Тварь зарычала, бросилась в сторону, тело Ковалева упало с кровати, по полу с лязгом покатился металл. Бахнул выстрел, вспышка ослепила глаза. Сашка выстрелил в черный сгусток. Мелькнул ощеренный рот. Вой перешел в пронзительный визг, в крик смертельно раненного зверя. Сашка завопил сам, вдавил спуск. Крик оборвался, тварь осела мешком.

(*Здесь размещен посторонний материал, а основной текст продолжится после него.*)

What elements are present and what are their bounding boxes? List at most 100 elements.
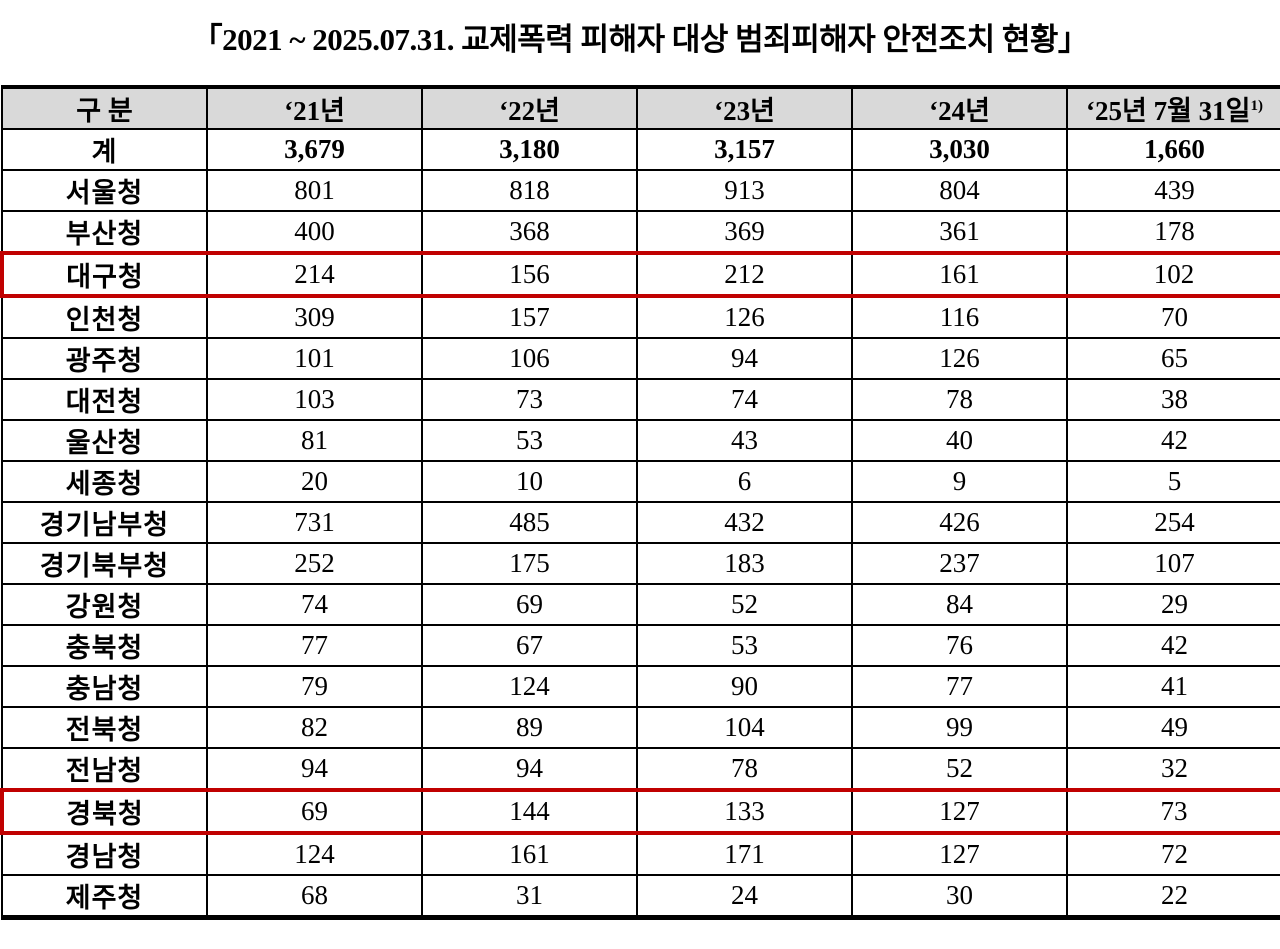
value-cell: 432 (636, 501, 853, 544)
row-label: 경북청 (0, 788, 208, 835)
footnote-marker: 1) (1250, 98, 1264, 114)
row-label: 광주청 (1, 337, 208, 380)
header-year-2: ‘23년 (636, 85, 853, 130)
header-year-4: ‘25년 7월 31일1) (1066, 85, 1280, 130)
value-cell: 29 (1066, 583, 1280, 626)
value-cell: 94 (421, 747, 638, 791)
value-cell: 82 (206, 706, 423, 749)
value-cell: 127 (851, 788, 1068, 835)
value-cell: 368 (421, 210, 638, 254)
value-cell: 214 (206, 251, 423, 298)
value-cell: 157 (421, 295, 638, 339)
value-cell: 74 (206, 583, 423, 626)
value-cell: 40 (851, 419, 1068, 462)
value-cell: 73 (421, 378, 638, 421)
value-cell: 65 (1066, 337, 1280, 380)
table-row: 세종청 20 10 6 9 5 (1, 460, 1280, 503)
value-cell: 144 (421, 788, 638, 835)
value-cell: 369 (636, 210, 853, 254)
value-cell: 3,679 (206, 128, 423, 171)
value-cell: 104 (636, 706, 853, 749)
value-cell: 77 (851, 665, 1068, 708)
table-row: 경기북부청 252 175 183 237 107 (1, 542, 1280, 585)
value-cell: 116 (851, 295, 1068, 339)
value-cell: 90 (636, 665, 853, 708)
value-cell: 38 (1066, 378, 1280, 421)
value-cell: 183 (636, 542, 853, 585)
value-cell: 237 (851, 542, 1068, 585)
row-label: 경기남부청 (1, 501, 208, 544)
table-body: 계 3,679 3,180 3,157 3,030 1,660 서울청 801 818 913 80… (0, 128, 1280, 920)
value-cell: 9 (851, 460, 1068, 503)
value-cell: 254 (1066, 501, 1280, 544)
value-cell: 3,030 (851, 128, 1068, 171)
table-header-row: 구 분 ‘21년 ‘22년 ‘23년 ‘24년 ‘25년 7월 31일1) (1, 85, 1280, 130)
value-cell: 212 (636, 251, 853, 298)
value-cell: 103 (206, 378, 423, 421)
value-cell: 94 (206, 747, 423, 791)
value-cell: 99 (851, 706, 1068, 749)
document-title: 「2021 ~ 2025.07.31. 교제폭력 피해자 대상 범죄피해자 안전… (191, 22, 1089, 57)
value-cell: 252 (206, 542, 423, 585)
value-cell: 43 (636, 419, 853, 462)
value-cell: 67 (421, 624, 638, 667)
table-row: 충남청 79 124 90 77 41 (1, 665, 1280, 708)
value-cell: 3,180 (421, 128, 638, 171)
table-row: 계 3,679 3,180 3,157 3,030 1,660 (1, 128, 1280, 171)
value-cell: 20 (206, 460, 423, 503)
value-cell: 24 (636, 874, 853, 920)
value-cell: 70 (1066, 295, 1280, 339)
value-cell: 126 (636, 295, 853, 339)
value-cell: 69 (421, 583, 638, 626)
value-cell: 22 (1066, 874, 1280, 920)
value-cell: 32 (1066, 747, 1280, 791)
value-cell: 101 (206, 337, 423, 380)
value-cell: 485 (421, 501, 638, 544)
value-cell: 124 (421, 665, 638, 708)
value-cell: 175 (421, 542, 638, 585)
value-cell: 10 (421, 460, 638, 503)
table-row: 서울청 801 818 913 804 439 (1, 169, 1280, 212)
value-cell: 1,660 (1066, 128, 1280, 171)
table-row: 부산청 400 368 369 361 178 (1, 210, 1280, 254)
value-cell: 74 (636, 378, 853, 421)
value-cell: 127 (851, 832, 1068, 876)
row-label: 세종청 (1, 460, 208, 503)
table-row: 전북청 82 89 104 99 49 (1, 706, 1280, 749)
row-label: 대구청 (0, 251, 208, 298)
value-cell: 78 (636, 747, 853, 791)
row-label: 계 (1, 128, 208, 171)
table-row: 제주청 68 31 24 30 22 (1, 874, 1280, 920)
value-cell: 731 (206, 501, 423, 544)
row-label: 부산청 (1, 210, 208, 254)
table-row: 강원청 74 69 52 84 29 (1, 583, 1280, 626)
value-cell: 361 (851, 210, 1068, 254)
value-cell: 171 (636, 832, 853, 876)
value-cell: 439 (1066, 169, 1280, 212)
row-label: 경기북부청 (1, 542, 208, 585)
value-cell: 94 (636, 337, 853, 380)
row-label: 서울청 (1, 169, 208, 212)
row-label: 전북청 (1, 706, 208, 749)
value-cell: 52 (851, 747, 1068, 791)
table-row: 경북청 69 144 133 127 73 (0, 788, 1280, 835)
value-cell: 3,157 (636, 128, 853, 171)
value-cell: 77 (206, 624, 423, 667)
header-year-1: ‘22년 (421, 85, 638, 130)
row-label: 전남청 (1, 747, 208, 791)
header-year-0: ‘21년 (206, 85, 423, 130)
value-cell: 6 (636, 460, 853, 503)
value-cell: 161 (421, 832, 638, 876)
row-label: 강원청 (1, 583, 208, 626)
value-cell: 79 (206, 665, 423, 708)
value-cell: 76 (851, 624, 1068, 667)
value-cell: 161 (851, 251, 1068, 298)
value-cell: 5 (1066, 460, 1280, 503)
row-label: 충북청 (1, 624, 208, 667)
value-cell: 178 (1066, 210, 1280, 254)
value-cell: 801 (206, 169, 423, 212)
row-label: 대전청 (1, 378, 208, 421)
value-cell: 68 (206, 874, 423, 920)
value-cell: 78 (851, 378, 1068, 421)
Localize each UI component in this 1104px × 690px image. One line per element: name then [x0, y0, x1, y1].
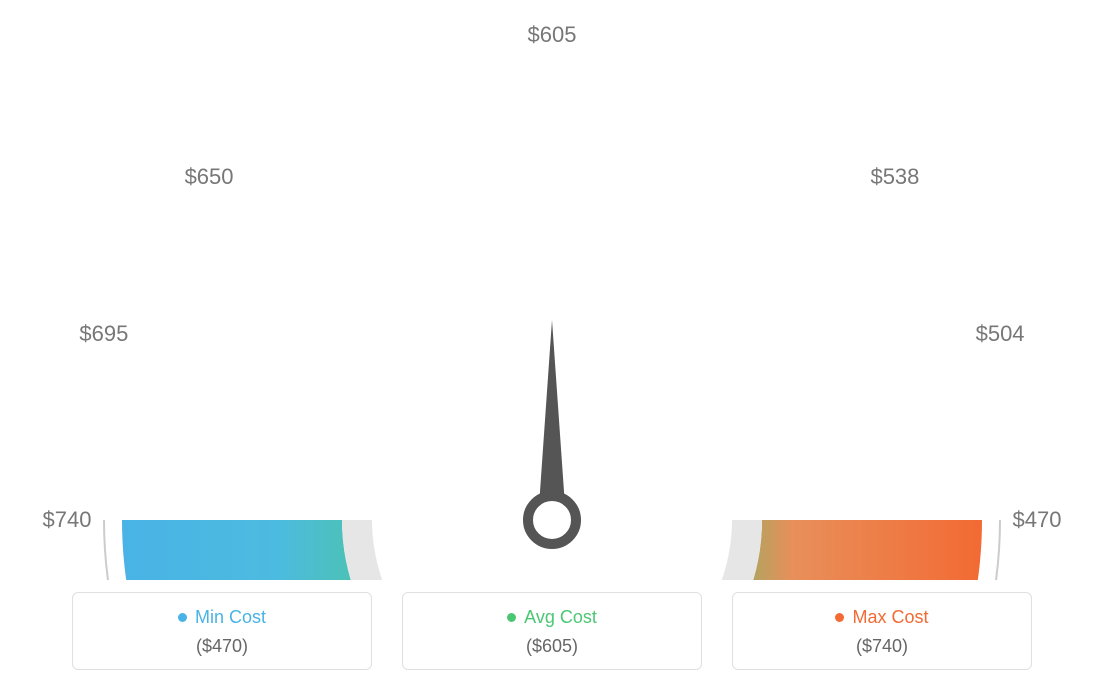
gauge-tick-label: $538: [870, 164, 919, 190]
gauge-tick-label: $740: [43, 507, 92, 533]
gauge-tick-label: $650: [185, 164, 234, 190]
legend-dot-max-icon: [835, 613, 844, 622]
legend-title-max: Max Cost: [835, 607, 928, 628]
legend-box-avg: Avg Cost ($605): [402, 592, 702, 670]
legend-row: Min Cost ($470) Avg Cost ($605) Max Cost…: [0, 592, 1104, 670]
legend-box-max: Max Cost ($740): [732, 592, 1032, 670]
gauge-svg: [0, 20, 1104, 580]
legend-value-avg: ($605): [403, 636, 701, 657]
gauge-chart: $470 $504 $538 $605 $650 $695 $740: [0, 0, 1104, 580]
legend-label-avg: Avg Cost: [524, 607, 597, 628]
legend-value-min: ($470): [73, 636, 371, 657]
legend-title-avg: Avg Cost: [507, 607, 597, 628]
legend-dot-avg-icon: [507, 613, 516, 622]
gauge-tick-label: $470: [1013, 507, 1062, 533]
legend-label-min: Min Cost: [195, 607, 266, 628]
legend-box-min: Min Cost ($470): [72, 592, 372, 670]
gauge-tick-label: $695: [79, 321, 128, 347]
legend-dot-min-icon: [178, 613, 187, 622]
legend-label-max: Max Cost: [852, 607, 928, 628]
gauge-tick-label: $605: [528, 22, 577, 48]
legend-title-min: Min Cost: [178, 607, 266, 628]
legend-value-max: ($740): [733, 636, 1031, 657]
gauge-tick-label: $504: [976, 321, 1025, 347]
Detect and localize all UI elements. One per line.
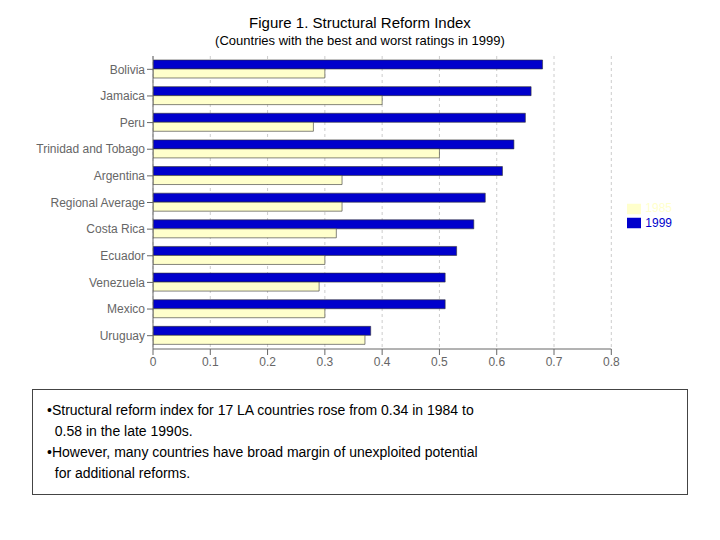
svg-text:Venezuela: Venezuela (89, 276, 145, 290)
svg-text:0.5: 0.5 (431, 355, 448, 369)
html-text:for additional reforms.: for additional reforms. (47, 465, 191, 481)
html-text:0.58 in the late 1990s.: 0.58 in the late 1990s. (47, 423, 193, 439)
svg-text:Ecuador: Ecuador (100, 249, 145, 263)
svg-text:0.6: 0.6 (488, 355, 505, 369)
svg-text:Bolivia: Bolivia (110, 63, 146, 77)
svg-text:0.3: 0.3 (317, 355, 334, 369)
svg-text:Uruguay: Uruguay (100, 329, 145, 343)
html-text:1985: 1985 (645, 200, 672, 215)
svg-text:Argentina: Argentina (94, 169, 146, 183)
svg-text:Costa Rica: Costa Rica (86, 222, 145, 236)
svg-text:Mexico: Mexico (107, 302, 145, 316)
svg-text:0.4: 0.4 (374, 355, 391, 369)
html-text:1999: 1999 (645, 215, 672, 230)
svg-text:0.7: 0.7 (546, 355, 563, 369)
svg-text:Jamaica: Jamaica (100, 89, 145, 103)
html-text:•Structural reform index for 1: •Structural reform index for 17 LA count… (47, 402, 474, 418)
html-text:(Countries with the best and w: (Countries with the best and worst ratin… (215, 33, 505, 48)
svg-text:0: 0 (150, 355, 157, 369)
html-text:Figure 1. Structural Reform In: Figure 1. Structural Reform Index (249, 14, 471, 31)
svg-text:0.8: 0.8 (603, 355, 620, 369)
svg-text:0.2: 0.2 (259, 355, 276, 369)
html-text:•However, many countries have: •However, many countries have broad marg… (47, 444, 478, 460)
svg-text:Regional Average: Regional Average (50, 196, 145, 210)
svg-text:Trinidad and Tobago: Trinidad and Tobago (36, 142, 145, 156)
svg-text:0.1: 0.1 (202, 355, 219, 369)
svg-text:Peru: Peru (120, 116, 145, 130)
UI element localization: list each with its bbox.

– Срезали суку! – из темноты молочно-белым пятном выплыло перекошенное, ликующее лицо Иволгина. Щелкнуло. Узкий луч карманного фонарика зашарил по полу, высветил тварь. Тощие ноги скребли половицы, руки цеплялись за ножки стола. Сашка зашатался, все поплыло. Перед ними, харкая пеной, корчился грязный, ряженный в дырявую шкуру человек. Сквозь куцую бороденку на правой щеке проглядывался похожий на пулевую отметину шрам. Получеловек-полузверь извивался, купаясь в окровавленной луже, и надсадно сипел.

– Мамунька. Мамунечка, – бормотало чудовище, испуская дух.

Под ногой у Сашки звякнуло. Он наклонился и поднял маузер, выпавший из-под тела сброшенного с кровати мертвого копаля. Матово отливала сталь. В свете фонарика бликовала табличка с дарственной надписью:

«Товарищу Щуру, от самарского ЧК, 1921 г.»